Le sang sera versé, les esclaves seront divisés entre les partisans de la paix et ceux de la rébellion armée, la question restera pour le moment en suspend mais durant ce temps, Sir Charles tout meurtri des abominations dont il fut un peu plus tôt le témoin, aura le temps de séduire tout d'abord la domestique qu'on lui a mis à disposition (ce qui s'appelle épouser la cause anti-esclavagiste !) puis oh surprise, Lady Susan (formidable Anouska Hempel : Les Cicatrices de Dracula, et dans un rôle à faire rougir Ilsa !), ce qui laisse alors tout augurer ou devenir possible. Et si la colonisation et ses dérives (si elle n'en est pas une à la base) n'étaient finalement qu'histoire de sexe ?

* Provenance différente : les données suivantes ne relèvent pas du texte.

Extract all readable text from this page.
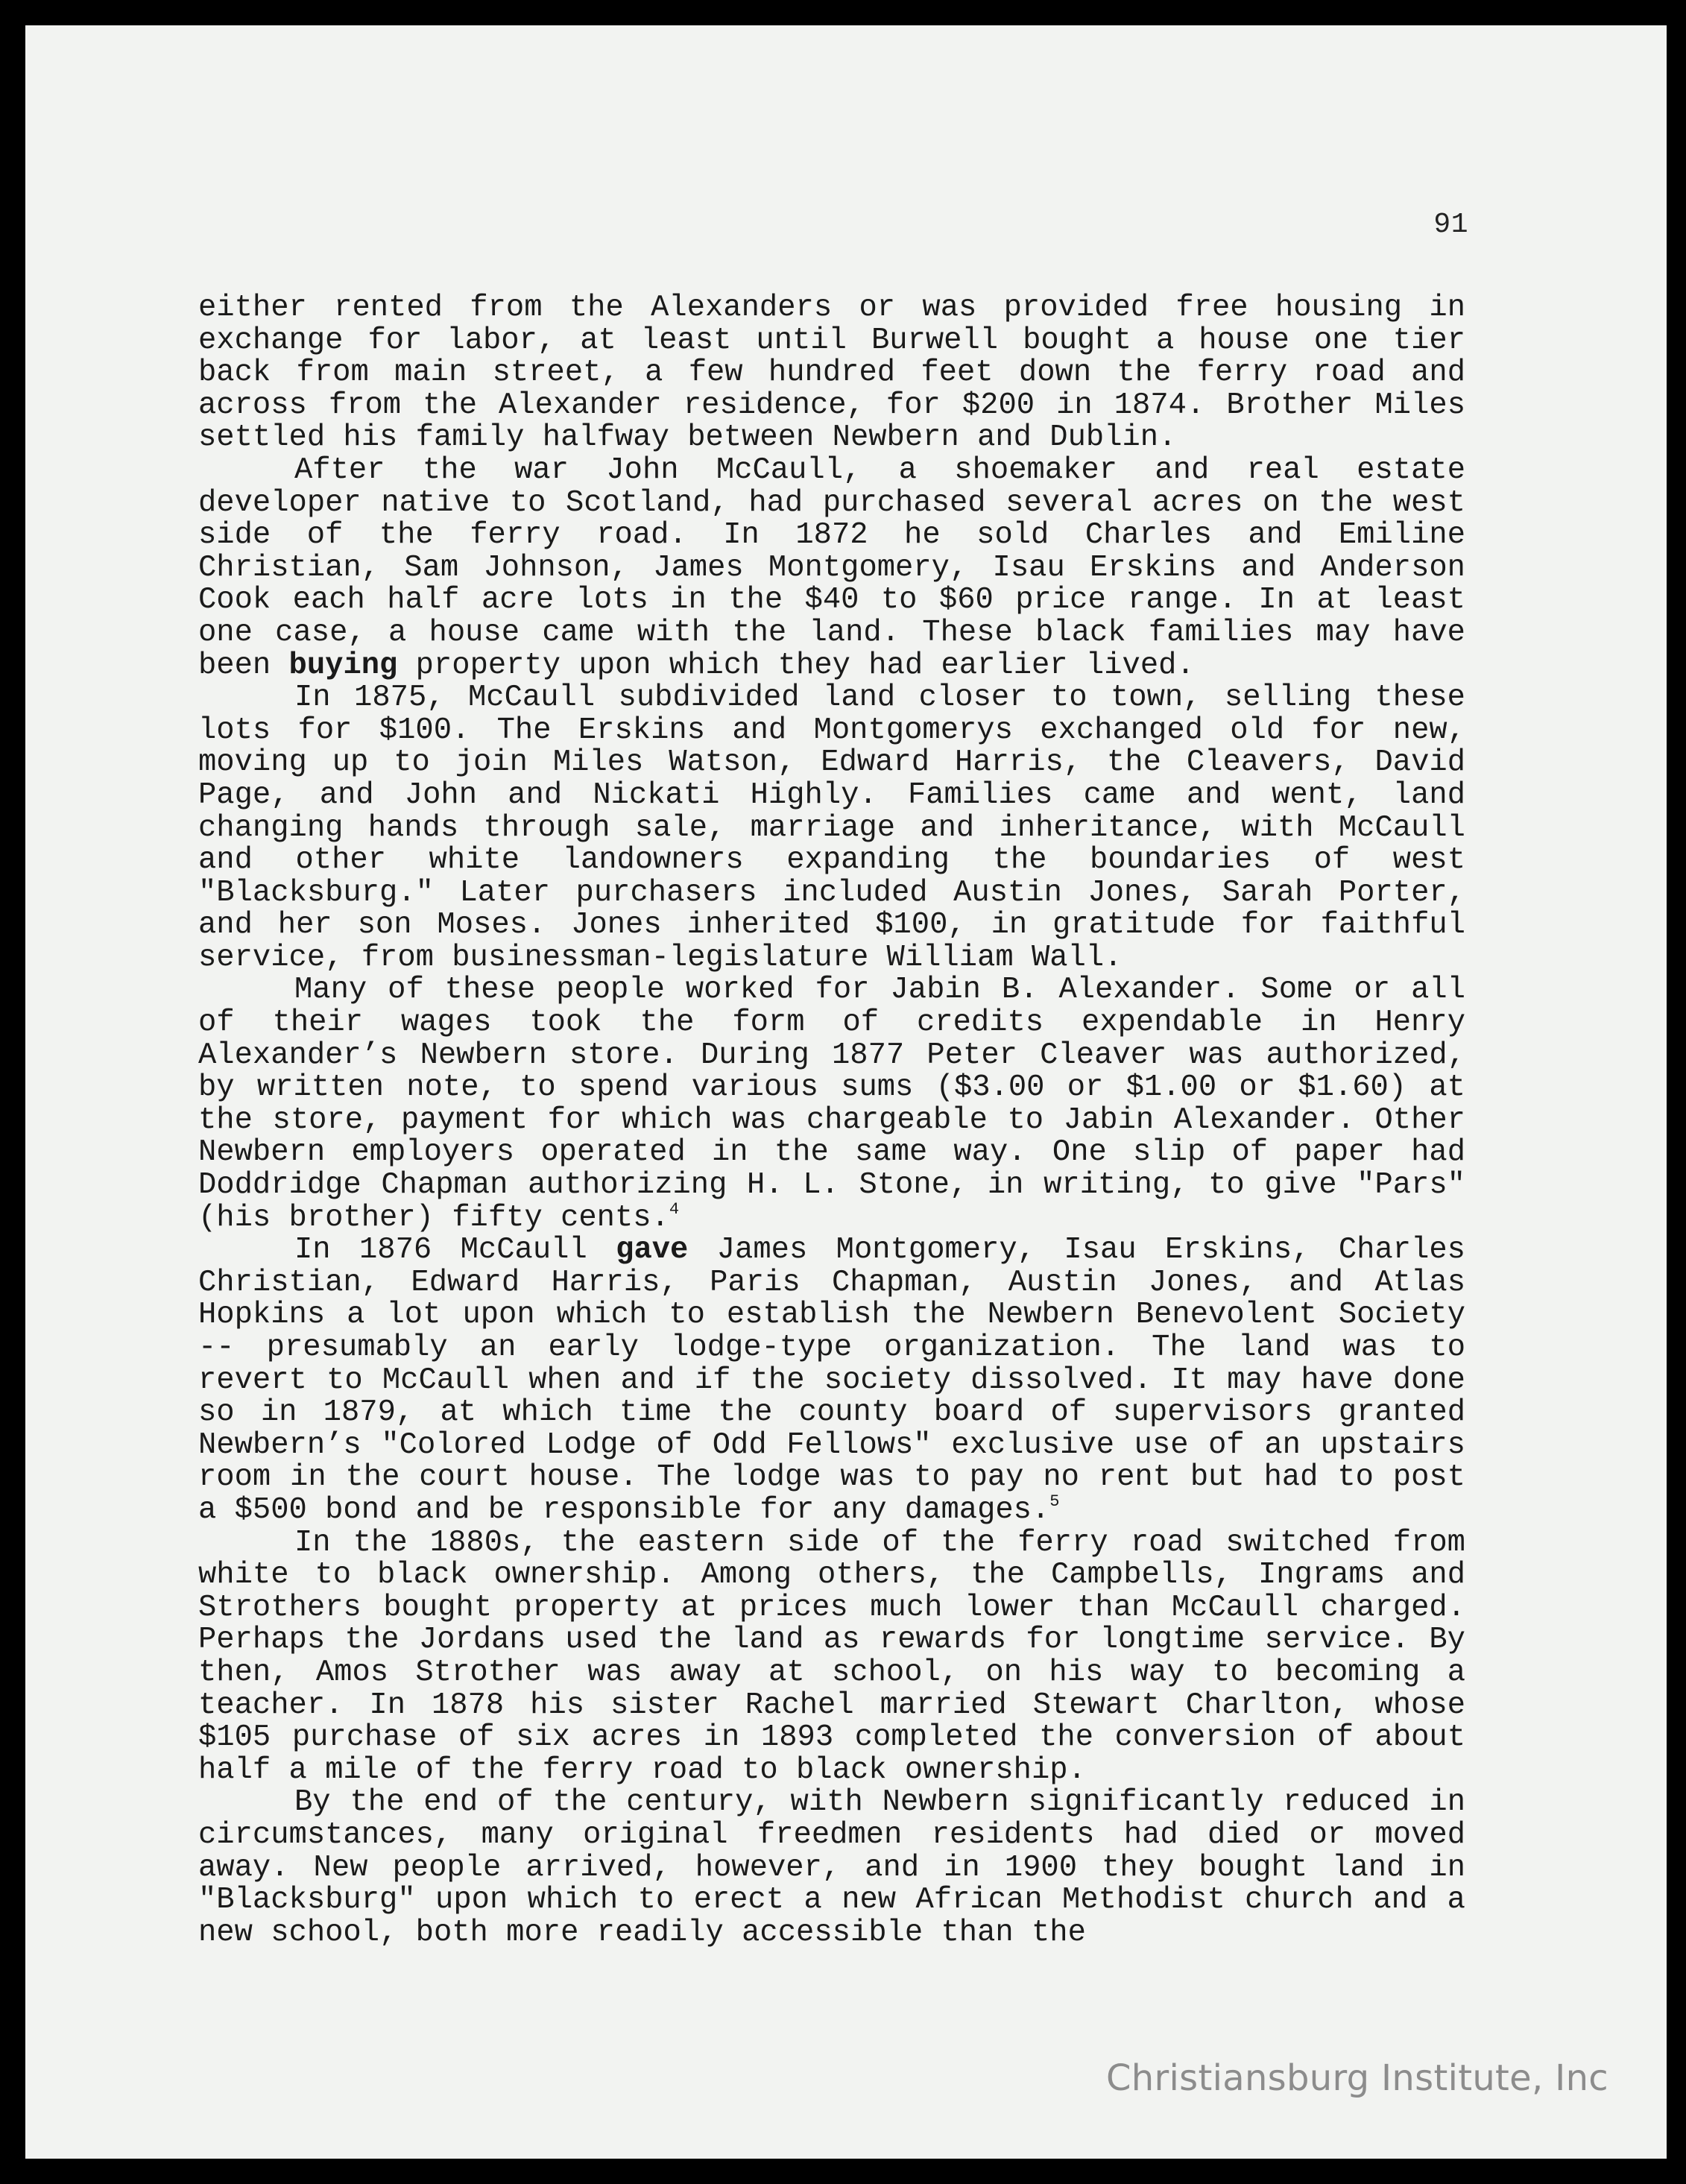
91

either rented from the Alexanders or was provided free housing in exchange for labor, at least until Burwell bought a house one tier back from main street, a few hundred feet down the ferry road and across from the Alexander residence, for $200 in 1874. Brother Miles settled his family halfway between Newbern and Dublin.

After the war John McCaull, a shoemaker and real estate developer native to Scotland, had purchased several acres on the west side of the ferry road. In 1872 he sold Charles and Emiline Christian, Sam Johnson, James Montgomery, Isau Erskins and Anderson Cook each half acre lots in the $40 to $60 price range. In at least one case, a house came with the land. These black families may have been buying property upon which they had earlier lived.

In 1875, McCaull subdivided land closer to town, selling these lots for $100. The Erskins and Montgomerys exchanged old for new, moving up to join Miles Watson, Edward Harris, the Cleavers, David Page, and John and Nickati Highly. Families came and went, land changing hands through sale, marriage and inheritance, with McCaull and other white landowners expanding the boundaries of west "Blacksburg." Later purchasers included Austin Jones, Sarah Porter, and her son Moses. Jones inherited $100, in gratitude for faithful service, from businessman-legislature William Wall.

Many of these people worked for Jabin B. Alexander. Some or all of their wages took the form of credits expendable in Henry Alexander’s Newbern store. During 1877 Peter Cleaver was authorized, by written note, to spend various sums ($3.00 or $1.00 or $1.60) at the store, payment for which was chargeable to Jabin Alexander. Other Newbern employers operated in the same way. One slip of paper had Doddridge Chapman authorizing H. L. Stone, in writing, to give "Pars" (his brother) fifty cents.$^4$

In 1876 McCaull gave James Montgomery, Isau Erskins, Charles Christian, Edward Harris, Paris Chapman, Austin Jones, and Atlas Hopkins a lot upon which to establish the Newbern Benevolent Society -- presumably an early lodge-type organization. The land was to revert to McCaull when and if the society dissolved. It may have done so in 1879, at which time the county board of supervisors granted Newbern’s "Colored Lodge of Odd Fellows" exclusive use of an upstairs room in the court house. The lodge was to pay no rent but had to post a $500 bond and be responsible for any damages.$^5$

In the 1880s, the eastern side of the ferry road switched from white to black ownership. Among others, the Campbells, Ingrams and Strothers bought property at prices much lower than McCaull charged. Perhaps the Jordans used the land as rewards for longtime service. By then, Amos Strother was away at school, on his way to becoming a teacher. In 1878 his sister Rachel married Stewart Charlton, whose $105 purchase of six acres in 1893 completed the conversion of about half a mile of the ferry road to black ownership.

By the end of the century, with Newbern significantly reduced in circumstances, many original freedmen residents had died or moved away. New people arrived, however, and in 1900 they bought land in "Blacksburg" upon which to erect a new African Methodist church and a new school, both more readily accessible than the

Christiansburg Institute, Inc
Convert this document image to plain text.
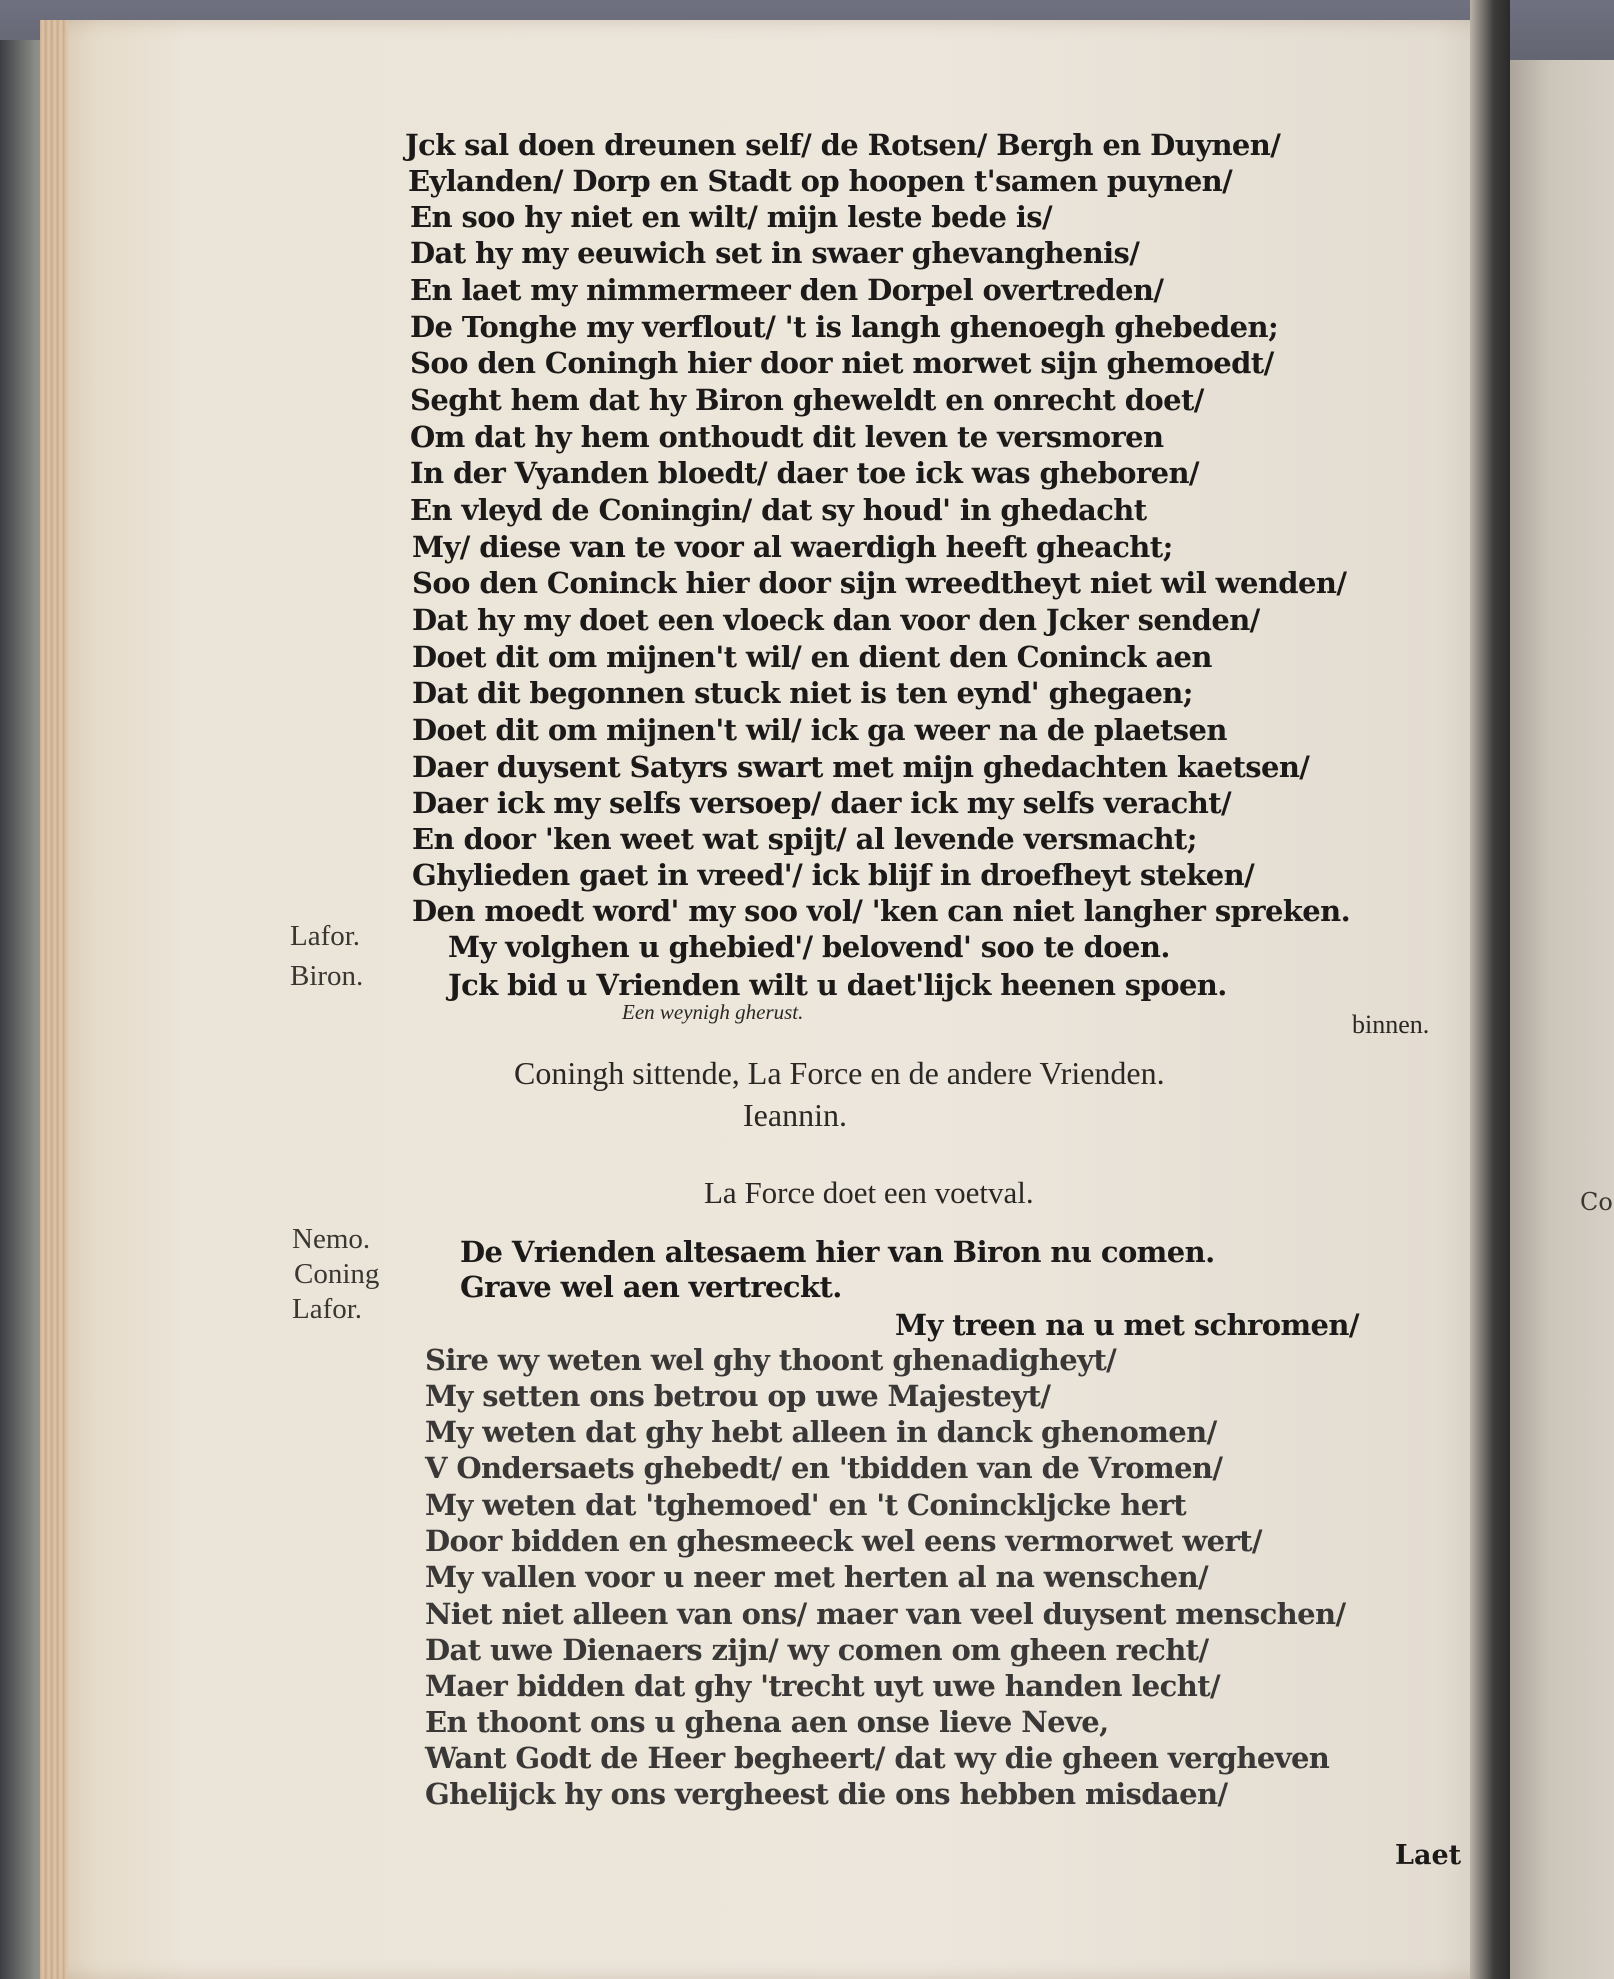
Co
Jck sal doen dreunen self/ de Rotsen/ Bergh en Duynen/
Eylanden/ Dorp en Stadt op hoopen t'samen puynen/
En soo hy niet en wilt/ mijn leste bede is/
Dat hy my eeuwich set in swaer ghevanghenis/
En laet my nimmermeer den Dorpel overtreden/
De Tonghe my verflout/ 't is langh ghenoegh ghebeden;
Soo den Coningh hier door niet morwet sijn ghemoedt/
Seght hem dat hy Biron gheweldt en onrecht doet/
Om dat hy hem onthoudt dit leven te versmoren
In der Vyanden bloedt/ daer toe ick was gheboren/
En vleyd de Coningin/ dat sy houd' in ghedacht
My/ diese van te voor al waerdigh heeft gheacht;
Soo den Coninck hier door sijn wreedtheyt niet wil wenden/
Dat hy my doet een vloeck dan voor den Jcker senden/
Doet dit om mijnen't wil/ en dient den Coninck aen
Dat dit begonnen stuck niet is ten eynd' ghegaen;
Doet dit om mijnen't wil/ ick ga weer na de plaetsen
Daer duysent Satyrs swart met mijn ghedachten kaetsen/
Daer ick my selfs versoep/ daer ick my selfs veracht/
En door 'ken weet wat spijt/ al levende versmacht;
Ghylieden gaet in vreed'/ ick blijf in droefheyt steken/
Den moedt word' my soo vol/ 'ken can niet langher spreken.
Lafor.	My volghen u ghebied'/ belovend' soo te doen.
Biron.	Jck bid u Vrienden wilt u daet'lijck heenen spoen.
Een weynigh gherust.	binnen.
Coningh sittende, La Force en de andere Vrienden.
Ieannin.
La Force doet een voetval.
Nemo.	De Vrienden altesaem hier van Biron nu comen.
Coning	Grave wel aen vertreckt.
Lafor.	My treen na u met schromen/
Sire wy weten wel ghy thoont ghenadigheyt/
My setten ons betrou op uwe Majesteyt/
My weten dat ghy hebt alleen in danck ghenomen/
V Ondersaets ghebedt/ en 'tbidden van de Vromen/
My weten dat 'tghemoed' en 't Coninckljcke hert
Door bidden en ghesmeeck wel eens vermorwet wert/
My vallen voor u neer met herten al na wenschen/
Niet niet alleen van ons/ maer van veel duysent menschen/
Dat uwe Dienaers zijn/ wy comen om gheen recht/
Maer bidden dat ghy 'trecht uyt uwe handen lecht/
En thoont ons u ghena aen onse lieve Neve,
Want Godt de Heer begheert/ dat wy die gheen vergheven
Ghelijck hy ons vergheest die ons hebben misdaen/
Laet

D'ailleurs ils seront surpris dans leurs ébats par Herbert (mon ami Joxer Tierney) qui viendra les châtier violemment, assommant le bel étalon et violentant la femme serpent pour la ramener dans le droit chemin de la chrétienté et de l'autorité. Ils seront sauvés in-extremis par un semi-sauvage tout droit venu de La Planète des singes et que Sir Charles reconnaîtra comme étant son frangin, dans des retrouvailles ressemblant à celles justement de James Franciscus et Charlton Heston dans Le Secret de la planète des singes tant le dialogue semble impossible. Le grand frère (joué en passant par David Prowse, le futur Dark Vador) semble bien trop lobo pour cela, et semble même être revenu au temps des cavernes.
D'ailleurs les choses vont vite se corser et Russ Meyer accélère encore la cadence. Les limites et capacités d'acceptation de chacun sont franchies dès lors qu'un des chefs des esclaves (et au préalable partisan de concessions et de paix) se blesse, se coupant la moitié de la cuisse avec une machette, et que les dirigeants l'obligeront à travailler. Notre Ilsa des Caraïbes, passionnées de rapports sado-masochistes semble t-il en plus d'être restée sur sa faim la veille au soir, est de mauvais poil. Elle sortira le fouet et ce sera la fois de trop car dès lors, la moitié pacifiste ou "acceptante" des esclaves, dépassée par tant de haine et d'injustice, se mutera en un escadron de la mort, adepte la vengeance. Peu après des signes avant-coureurs se feront d'ailleurs pressentir. Lady Susan voulant prendre son bain, trouvera en guise d'éponge un serpent des plus coriace. Qu'on se le dise, "les dits petits nègres" n'ont plus rien à perdre...
La vengeance sera superbe ! Entre les sbires du tyrannique Daladier, retrouvés pendus en série (et avec lesquels l'ami Pierrafeu Walker s'amusera béatement à les faire se balancer), un gardien torturé puis crucifié (comme l'un des esclave auparavant) à la grille du domaine, un despote découpé en petites rondelles avec rage et violence mais précision (pas si simple), et même le domestique de Lady Susan se met alors à se foutre de sa poire, se torchant la gueule hilare pour se vautrer dans les luxueux fauteuils de la châtelaine...
Bref, c'est vif, drôle, pertinent, sans temps mort, et pas mal de scènes cultes interviennent encore alors. Et même si Sir Charles Walker parvient à défaire ses liens pour remettre un peu d'ordre et de justice au sein de cette anarchie du tout vengeresque, où le dit "sauvage" est finalement devenu sauvage à l'instar de ses geôliers, le pauvre n'y pourra plus grand-chose. D'ailleurs en passant son frère chopera sa femelle légitime afin de lui en mettre un dernier p'tit coup ! la chienne finira empalée... euh pas tout à fait en fait, elle finirait même comme la pucelle la plus célèbre de l'histoire... Excellent.